Importance of Influenza Vaccination

Why is it important to protect yourself from flu – especially this year? This flu season comes while we are already fighting a global COVID-19 pandemic, and these two contagious respiratory illnesses both present with very similar symptoms.

According to Dr. Mike Haddad, Chief of Staff, protecting yourself and others during this year’s flu season coupled with COVID-19 will not only benefit you and your loved ones, but also help ease the burden on healthcare workers and retain capacity in our hospitals.

Q: What does the hospital do to prepare for flu season?

A: Each year we launch a campaign to encourage staff and Professional Staff to get vaccinated and make the process as easy as possible. The campaign includes tactics to raise awareness of the importance of being immunized and dispel myths about the vaccine and provide the vaccine in convenient locations throughout the hospital.

Q: Why is it so important for people to get their flu vaccines?

While we are all worried about COVID-19, it is important to remember that flu can also be a serious disease, particularly in those with underlying health conditions. There’s no way to tell flu symptoms — like fever, headaches and muscle pains — from COVID-19 symptoms. As of now, we don’t have the COVID vaccine in Canada, but we do have a tried and tested vaccine for influenza (the flu). Getting vaccinated for flu protects us and our families. When healthcare workers are vaccinated it also protects them, their families and their patients, some of whom may not be able to get vaccinated for flu. If we have a high vaccination rate for flu, it can also take some of the guesswork out for someone who develops other respiratory symptoms.

The influenza virus, like COVID-19, can be shed by infected persons before they have symptoms. Healthcare workers have a higher risk of being exposed to influenza during patient care.  Healthcare workers who are unknowingly shedding flu virus are putting their patients, coworkers and families at risk of influenza. The flu vaccine can significantly minimize that risk.

Q: What would you say to those who argue that the flu vaccine isn’t as necessary this year because we’re already doing things like washing our hands and wearing a mask more often, so that will decrease our chance of getting the flu?

A: Some countries have reported a milder flu season this year but that is not a perfect predictor. Conditions keep changing, and what the general public is doing to combat COVID-19 keeps evolving as pandemic fatigue takes root. The safe thing to do is get vaccinated for flu, in addition to practicing the basics like handwashing, physical distancing and wearing masks indoors in public spaces.

Q: In addition to getting the flu shot, what else can people do this year to stay healthy during flu season?

Frequent hand hygiene is the best way to prevent infection. Staying home if you’re sick protects others from getting infected. Stay away from people who are sick to protect yourself. In addition, regular exercise, sleep and eating well is a good approach for everyone!

Q: What should people do if they develop flu-like symptoms?

It’s most important to get the care you need.
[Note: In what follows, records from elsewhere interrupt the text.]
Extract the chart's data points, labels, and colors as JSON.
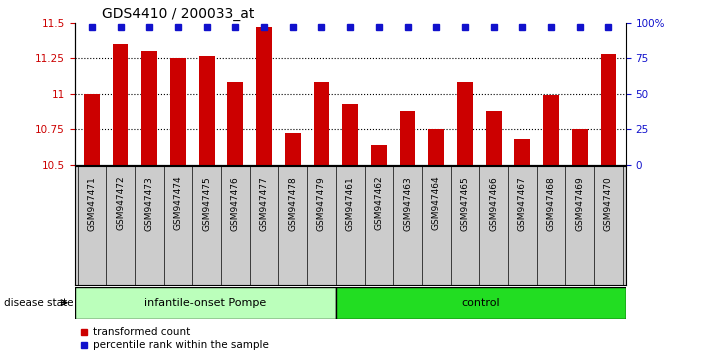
{
  "title": "GDS4410 / 200033_at",
  "samples": [
    "GSM947471",
    "GSM947472",
    "GSM947473",
    "GSM947474",
    "GSM947475",
    "GSM947476",
    "GSM947477",
    "GSM947478",
    "GSM947479",
    "GSM947461",
    "GSM947462",
    "GSM947463",
    "GSM947464",
    "GSM947465",
    "GSM947466",
    "GSM947467",
    "GSM947468",
    "GSM947469",
    "GSM947470"
  ],
  "red_values": [
    11.0,
    11.35,
    11.3,
    11.25,
    11.27,
    11.08,
    11.47,
    10.72,
    11.08,
    10.93,
    10.64,
    10.88,
    10.75,
    11.08,
    10.88,
    10.68,
    10.99,
    10.75,
    11.28
  ],
  "ylim_left": [
    10.5,
    11.5
  ],
  "ylim_right": [
    0,
    100
  ],
  "yticks_left": [
    10.5,
    10.75,
    11.0,
    11.25,
    11.5
  ],
  "yticks_right": [
    0,
    25,
    50,
    75,
    100
  ],
  "ytick_labels_left": [
    "10.5",
    "10.75",
    "11",
    "11.25",
    "11.5"
  ],
  "ytick_labels_right": [
    "0",
    "25",
    "50",
    "75",
    "100%"
  ],
  "group1_label": "infantile-onset Pompe",
  "group2_label": "control",
  "group1_count": 9,
  "group2_count": 10,
  "disease_state_label": "disease state",
  "legend_red": "transformed count",
  "legend_blue": "percentile rank within the sample",
  "bar_color": "#CC0000",
  "blue_color": "#1111CC",
  "group1_bg": "#BBFFBB",
  "group2_bg": "#22DD22",
  "sample_bg": "#CCCCCC",
  "bar_bottom": 10.5,
  "grid_lines": [
    10.75,
    11.0,
    11.25
  ]
}
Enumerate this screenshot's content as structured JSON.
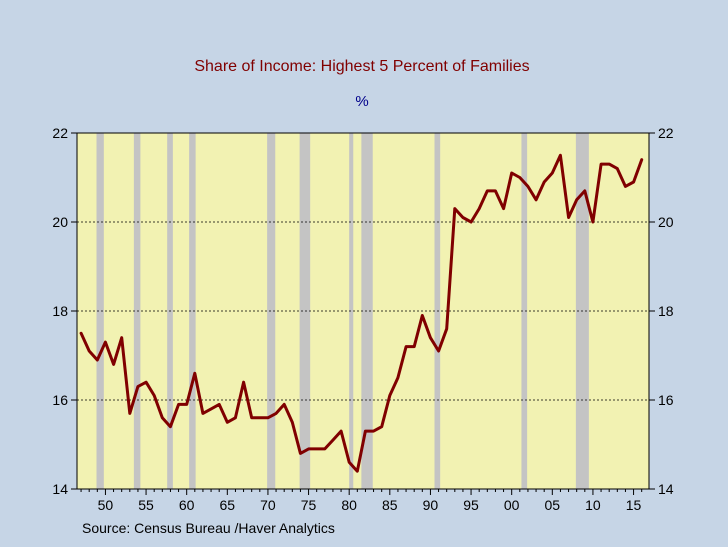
{
  "chart_data": {
    "type": "line",
    "title": "Share of Income: Highest 5 Percent of Families",
    "subtitle": "%",
    "source": "Source:   Census Bureau /Haver Analytics",
    "xlabel": "",
    "ylabel": "",
    "ylim": [
      14,
      22
    ],
    "xlim": [
      1946.5,
      2016.9
    ],
    "yticks": [
      14,
      16,
      18,
      20,
      22
    ],
    "xticks": [
      {
        "year": 1950,
        "label": "50"
      },
      {
        "year": 1955,
        "label": "55"
      },
      {
        "year": 1960,
        "label": "60"
      },
      {
        "year": 1965,
        "label": "65"
      },
      {
        "year": 1970,
        "label": "70"
      },
      {
        "year": 1975,
        "label": "75"
      },
      {
        "year": 1980,
        "label": "80"
      },
      {
        "year": 1985,
        "label": "85"
      },
      {
        "year": 1990,
        "label": "90"
      },
      {
        "year": 1995,
        "label": "95"
      },
      {
        "year": 2000,
        "label": "00"
      },
      {
        "year": 2005,
        "label": "05"
      },
      {
        "year": 2010,
        "label": "10"
      },
      {
        "year": 2015,
        "label": "15"
      }
    ],
    "recessions": [
      [
        1948.9,
        1949.8
      ],
      [
        1953.5,
        1954.3
      ],
      [
        1957.6,
        1958.3
      ],
      [
        1960.3,
        1961.1
      ],
      [
        1969.9,
        1970.9
      ],
      [
        1973.9,
        1975.2
      ],
      [
        1980.0,
        1980.5
      ],
      [
        1981.5,
        1982.9
      ],
      [
        1990.5,
        1991.2
      ],
      [
        2001.2,
        2001.9
      ],
      [
        2007.9,
        2009.5
      ]
    ],
    "series": [
      {
        "x": [
          1947,
          1948,
          1949,
          1950,
          1951,
          1952,
          1953,
          1954,
          1955,
          1956,
          1957,
          1958,
          1959,
          1960,
          1961,
          1962,
          1963,
          1964,
          1965,
          1966,
          1967,
          1968,
          1969,
          1970,
          1971,
          1972,
          1973,
          1974,
          1975,
          1976,
          1977,
          1978,
          1979,
          1980,
          1981,
          1982,
          1983,
          1984,
          1985,
          1986,
          1987,
          1988,
          1989,
          1990,
          1991,
          1992,
          1993,
          1994,
          1995,
          1996,
          1997,
          1998,
          1999,
          2000,
          2001,
          2002,
          2003,
          2004,
          2005,
          2006,
          2007,
          2008,
          2009,
          2010,
          2011,
          2012,
          2013,
          2014,
          2015,
          2016
        ],
        "values": [
          17.5,
          17.1,
          16.9,
          17.3,
          16.8,
          17.4,
          15.7,
          16.3,
          16.4,
          16.1,
          15.6,
          15.4,
          15.9,
          15.9,
          16.6,
          15.7,
          15.8,
          15.9,
          15.5,
          15.6,
          16.4,
          15.6,
          15.6,
          15.6,
          15.7,
          15.9,
          15.5,
          14.8,
          14.9,
          14.9,
          14.9,
          15.1,
          15.3,
          14.6,
          14.4,
          15.3,
          15.3,
          15.4,
          16.1,
          16.5,
          17.2,
          17.2,
          17.9,
          17.4,
          17.1,
          17.6,
          20.3,
          20.1,
          20.0,
          20.3,
          20.7,
          20.7,
          20.3,
          21.1,
          21.0,
          20.8,
          20.5,
          20.9,
          21.1,
          21.5,
          20.1,
          20.5,
          20.7,
          20.0,
          21.3,
          21.3,
          21.2,
          20.8,
          20.9,
          21.4
        ],
        "color": "#800000"
      }
    ],
    "colors": {
      "background": "#c6d5e6",
      "plot_area": "#f2f2b2",
      "recession": "#c4c4c4",
      "title": "#800000",
      "subtitle": "#00008b",
      "line": "#800000"
    }
  }
}
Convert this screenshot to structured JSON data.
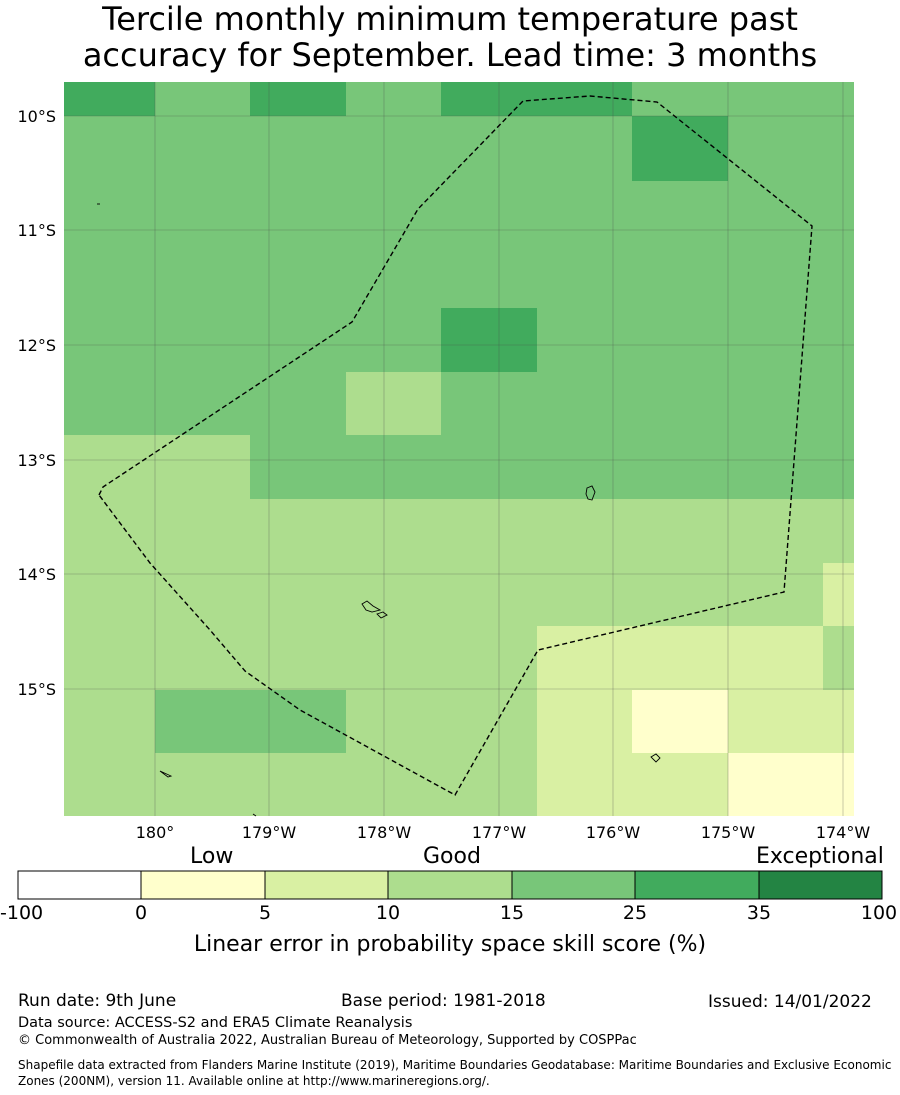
{
  "title_line1": "Tercile monthly minimum temperature past",
  "title_line2": "accuracy for September. Lead time: 3 months",
  "map": {
    "lat_ticks": [
      "10°S",
      "11°S",
      "12°S",
      "13°S",
      "14°S",
      "15°S"
    ],
    "lon_ticks": [
      "180°",
      "179°W",
      "178°W",
      "177°W",
      "176°W",
      "175°W",
      "174°W"
    ],
    "grid_lat_values": [
      -10,
      -11,
      -12,
      -13,
      -14,
      -15
    ],
    "grid_lon_values": [
      -180,
      -179,
      -178,
      -177,
      -176,
      -175,
      -174
    ],
    "boundary_style": "dashed",
    "colors": {
      "c0": "#ffffff",
      "c1": "#ffffcc",
      "c2": "#d9f0a3",
      "c3": "#addd8e",
      "c4": "#78c679",
      "c5": "#41ab5d",
      "c6": "#238443"
    }
  },
  "colorbar": {
    "categories": [
      {
        "label": "Low",
        "value": 5
      },
      {
        "label": "Good",
        "value": 15
      },
      {
        "label": "Exceptional",
        "value": 100
      }
    ],
    "ticks": [
      "-100",
      "0",
      "5",
      "10",
      "15",
      "25",
      "35",
      "100"
    ],
    "bins": [
      {
        "from": -100,
        "to": 0,
        "color": "#ffffff"
      },
      {
        "from": 0,
        "to": 5,
        "color": "#ffffcc"
      },
      {
        "from": 5,
        "to": 10,
        "color": "#d9f0a3"
      },
      {
        "from": 10,
        "to": 15,
        "color": "#addd8e"
      },
      {
        "from": 15,
        "to": 25,
        "color": "#78c679"
      },
      {
        "from": 25,
        "to": 35,
        "color": "#41ab5d"
      },
      {
        "from": 35,
        "to": 100,
        "color": "#238443"
      }
    ],
    "label": "Linear error in probability space skill score (%)"
  },
  "footer": {
    "run_date": "Run date: 9th June",
    "base_period": "Base period: 1981-2018",
    "issued": "Issued: 14/01/2022",
    "data_source": "Data source: ACCESS-S2 and ERA5 Climate Reanalysis",
    "copyright": "© Commonwealth of Australia 2022, Australian Bureau of Meteorology, Supported by COSPPac",
    "shapefile": "Shapefile data extracted from Flanders Marine Institute (2019), Maritime Boundaries Geodatabase: Maritime Boundaries and Exclusive Economic Zones (200NM), version 11. Available online at http://www.marineregions.org/."
  }
}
If you’re really sick, feeling short of breath or chest pain or other severe symptoms, you should come to the Emergency Department. Make sure you let the healthcare team know right away that you have flu-like symptoms and they will take precautions, both for flu and for COVID-19.

If you’re feeling a bit tired or achy but you’re not too sick to seek medical attention, then talk to your own healthcare provider virtually, or call Telehealth to get instructions. In some cases, it will be most appropriate to isolate at home. Getting tested for COVID-19 at an assessment centre will identify whether you have COVID-19. Generally speaking, keep hydrated, get plenty of rest and stay away from others. If you have a underlying medical conditions that could make your flu illness more severe, ask your healthcare provider about the appropriateness of anti-viral therapy.

Q: Is there anything else people should know about the importance of getting their flu vaccine during the pandemic?

The flu vaccine is safe – it has been used year after year with very few side effects aside from a sore arm.

Some people question why they should get the flu vaccine when it’s only between 50 and 70 per cent effective, but I would say that not getting the flu shot is zero per cent effective. Getting vaccinated increases your chance of not even getting the flu at all, or making it less severe in most cases if you do get it.